Before China was liberated by Mao's revolution in 1949, many women and children were sold by families that were starving. And even when families were not forced by poverty to sell a daughter, marriage was essentially a business transaction between families--with the woman having no choice in the matter.

Among the people there was a lot of struggle to put an end to the brutal way women were being treated by fathers, husbands and mother-in-laws. And the women got organized to fight against things like wife beating in a collective way. They didn't want a situation where each individual woman had to fight her husband or father by herself to be free.

In fact, one of the ways women's oppression was perpetuated was that everything remained private. Things stayed just between the husband and wife and it was "nobody else's business" what went on "behind closed doors." But this was no longer acceptable in the new society. If a man mistreated his wife this became the concern of the whole community.

And everyone was responsible for making sure women were not brutalized and treated as private property. When a man beat his wife, a committee of women would get together and go over and struggle with the man to change his ways.

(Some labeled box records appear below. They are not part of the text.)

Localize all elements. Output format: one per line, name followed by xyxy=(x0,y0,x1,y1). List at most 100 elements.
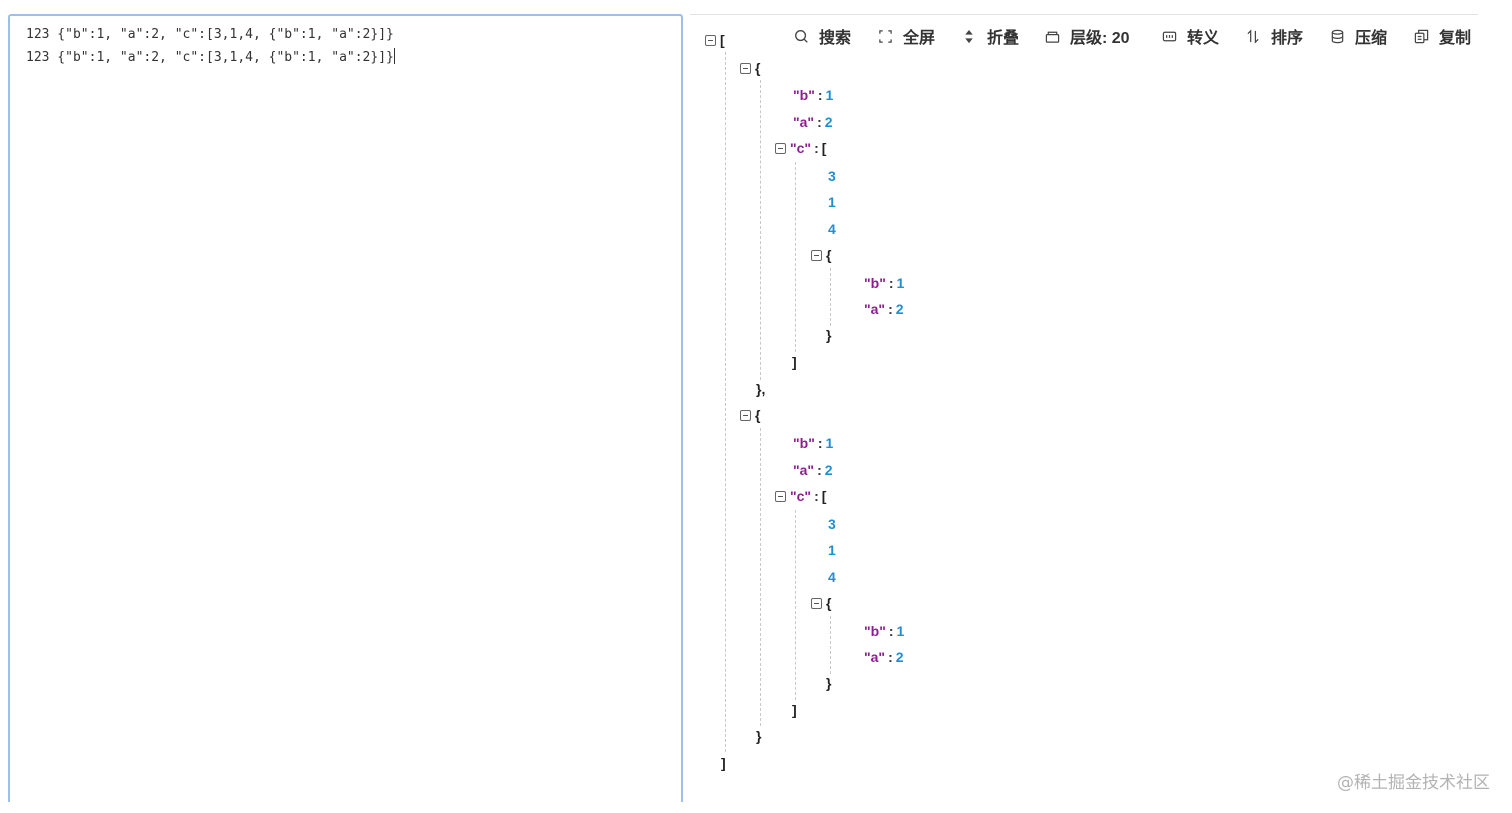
tree-row-close: } xyxy=(756,724,761,748)
copy-button[interactable]: 复制 xyxy=(1413,22,1471,50)
json-colon: : xyxy=(888,649,893,665)
json-colon: : xyxy=(817,87,823,103)
database-icon xyxy=(1329,28,1345,44)
tree-row-close: } xyxy=(826,323,831,347)
sort-arrows-icon xyxy=(961,28,977,44)
tree-row-kv: "b":1 xyxy=(864,619,904,643)
tree-row-close: ] xyxy=(792,698,797,722)
json-number: 1 xyxy=(825,87,834,103)
tree-row-root-close: ] xyxy=(721,751,726,775)
sort-button[interactable]: 排序 xyxy=(1245,22,1303,50)
object-close-brace: } xyxy=(826,675,832,691)
tree-row-value: 4 xyxy=(828,217,836,241)
collapse-toggle-icon[interactable] xyxy=(705,34,716,46)
escape-icon xyxy=(1161,28,1177,44)
json-number: 2 xyxy=(824,114,833,130)
json-number: 2 xyxy=(895,649,904,665)
json-number: 2 xyxy=(824,462,833,478)
tree-row-object-2: { xyxy=(740,403,760,427)
object-open-brace: { xyxy=(755,60,761,76)
tree-row-value: 4 xyxy=(828,565,836,589)
array-open-bracket: [ xyxy=(821,488,827,504)
json-number: 4 xyxy=(828,221,836,237)
fullscreen-icon xyxy=(877,28,893,44)
toolbar-divider xyxy=(690,14,1478,15)
search-icon xyxy=(793,28,809,44)
collapse-toggle-icon[interactable] xyxy=(775,490,786,502)
json-key: "a" xyxy=(864,301,886,317)
sort-label: 排序 xyxy=(1271,30,1304,47)
json-key: "a" xyxy=(793,462,815,478)
tree-row-kv: "a":2 xyxy=(864,645,904,669)
level-label: 层级: 20 xyxy=(1070,30,1130,47)
object-open-brace: { xyxy=(826,595,832,611)
copy-label: 复制 xyxy=(1439,30,1472,47)
tree-row-value: 1 xyxy=(828,190,836,214)
tree-row-root: [ xyxy=(705,28,725,52)
tree-row-array-c: "c":[ xyxy=(775,484,826,508)
compress-label: 压缩 xyxy=(1355,30,1388,47)
guide-line xyxy=(760,428,761,726)
json-number: 3 xyxy=(828,516,836,532)
root-open-bracket: [ xyxy=(720,32,725,48)
json-key: "b" xyxy=(793,87,815,103)
object-close-brace-comma: }, xyxy=(756,381,766,397)
tree-row-close: }, xyxy=(756,377,765,401)
sort-icon xyxy=(1245,28,1261,44)
guide-line xyxy=(795,510,796,700)
json-colon: : xyxy=(814,488,819,504)
viewer-toolbar: 搜索 全屏 折叠 层级: 20 转义 排序 压缩 xyxy=(0,22,1512,50)
tree-row-close: } xyxy=(826,671,831,695)
json-input-editor[interactable]: 123 {"b":1, "a":2, "c":[3,1,4, {"b":1, "… xyxy=(8,14,683,802)
json-colon: : xyxy=(888,275,894,291)
guide-line xyxy=(830,268,831,326)
json-number: 1 xyxy=(896,275,905,291)
collapse-toggle-icon[interactable] xyxy=(740,409,751,421)
collapse-toggle-icon[interactable] xyxy=(775,142,786,154)
tree-row-array-c: "c":[ xyxy=(775,136,826,160)
tree-row-nested-object: { xyxy=(811,243,831,267)
json-number: 1 xyxy=(825,435,834,451)
escape-label: 转义 xyxy=(1187,30,1220,47)
json-colon: : xyxy=(888,301,893,317)
json-colon: : xyxy=(888,623,894,639)
json-number: 3 xyxy=(828,168,836,184)
json-key: "c" xyxy=(790,140,812,156)
collapse-toggle-icon[interactable] xyxy=(811,597,822,609)
json-colon: : xyxy=(817,114,822,130)
array-open-bracket: [ xyxy=(821,140,827,156)
compress-button[interactable]: 压缩 xyxy=(1329,22,1387,50)
watermark: @稀土掘金技术社区 xyxy=(1337,773,1490,793)
json-key: "a" xyxy=(793,114,815,130)
tree-row-kv: "a":2 xyxy=(864,297,904,321)
collapse-toggle-icon[interactable] xyxy=(740,62,751,74)
tree-row-value: 3 xyxy=(828,164,836,188)
guide-line xyxy=(795,162,796,352)
object-close-brace: } xyxy=(756,728,762,744)
collapse-button[interactable]: 折叠 xyxy=(961,22,1019,50)
fullscreen-button[interactable]: 全屏 xyxy=(877,22,935,50)
object-open-brace: { xyxy=(755,407,761,423)
root-close-bracket: ] xyxy=(721,755,726,771)
json-number: 4 xyxy=(828,569,836,585)
guide-line xyxy=(725,52,726,752)
tree-row-kv: "b":1 xyxy=(864,271,904,295)
editor-line-1: 123 {"b":1, "a":2, "c":[3,1,4, {"b":1, "… xyxy=(26,27,394,42)
fullscreen-label: 全屏 xyxy=(903,30,936,47)
object-open-brace: { xyxy=(826,247,832,263)
json-number: 1 xyxy=(896,623,905,639)
json-key: "a" xyxy=(864,649,886,665)
collapse-toggle-icon[interactable] xyxy=(811,249,822,261)
editor-line-2: 123 {"b":1, "a":2, "c":[3,1,4, {"b":1, "… xyxy=(26,46,681,69)
collapse-label: 折叠 xyxy=(987,30,1020,47)
tree-row-object-1: { xyxy=(740,56,760,80)
editor-line-2-text: 123 {"b":1, "a":2, "c":[3,1,4, {"b":1, "… xyxy=(26,50,394,65)
escape-button[interactable]: 转义 xyxy=(1161,22,1219,50)
json-key: "b" xyxy=(864,275,886,291)
search-button[interactable]: 搜索 xyxy=(793,22,851,50)
layers-icon xyxy=(1044,28,1060,44)
level-button[interactable]: 层级: 20 xyxy=(1044,22,1130,50)
tree-row-kv: "b":1 xyxy=(793,83,833,107)
object-close-brace: } xyxy=(826,327,832,343)
copy-icon xyxy=(1413,28,1429,44)
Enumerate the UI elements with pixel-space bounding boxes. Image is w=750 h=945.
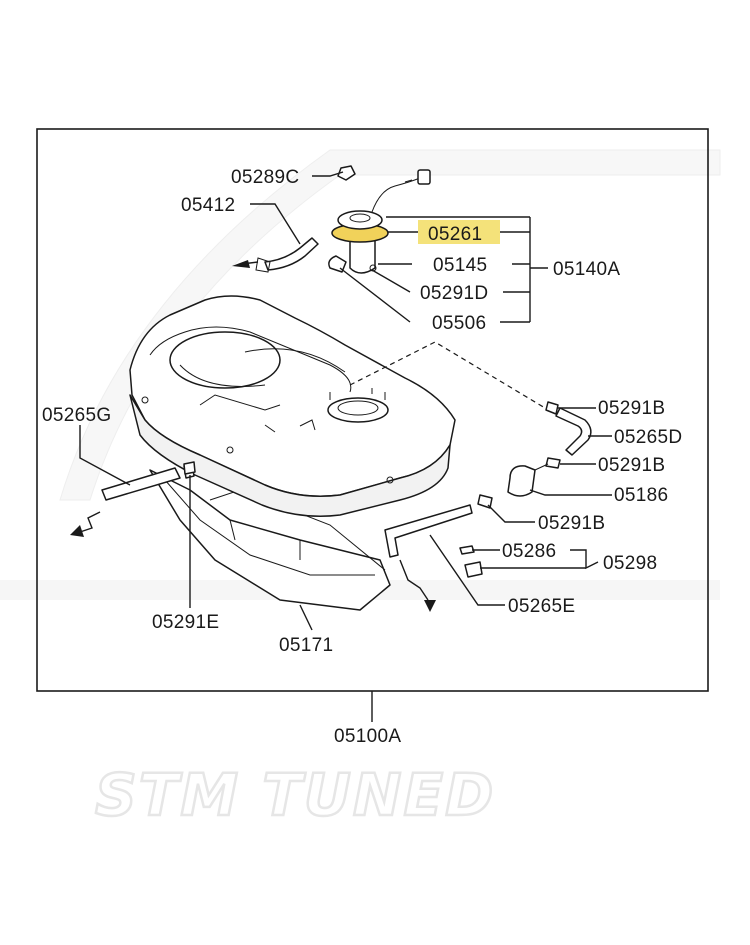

Then they would monitor the situation. They continued to struggle with the husband, but if he still mistreated his wife, they would punish him. And if he did not change, the women's committee would encourage and support the woman in getting a divorce.

In revolutionary China, all of society was mobilized to struggle against the oppression of women and for the first time in history, the masses of Chinese women were able to raise their heads and smash all the traditions which had kept them in virtual slavery. But after Mao's death in 1976, socialism was overthrown. And with the restoration of capitalism--the most barbaric treatment of women as private property and slaves has also been restored.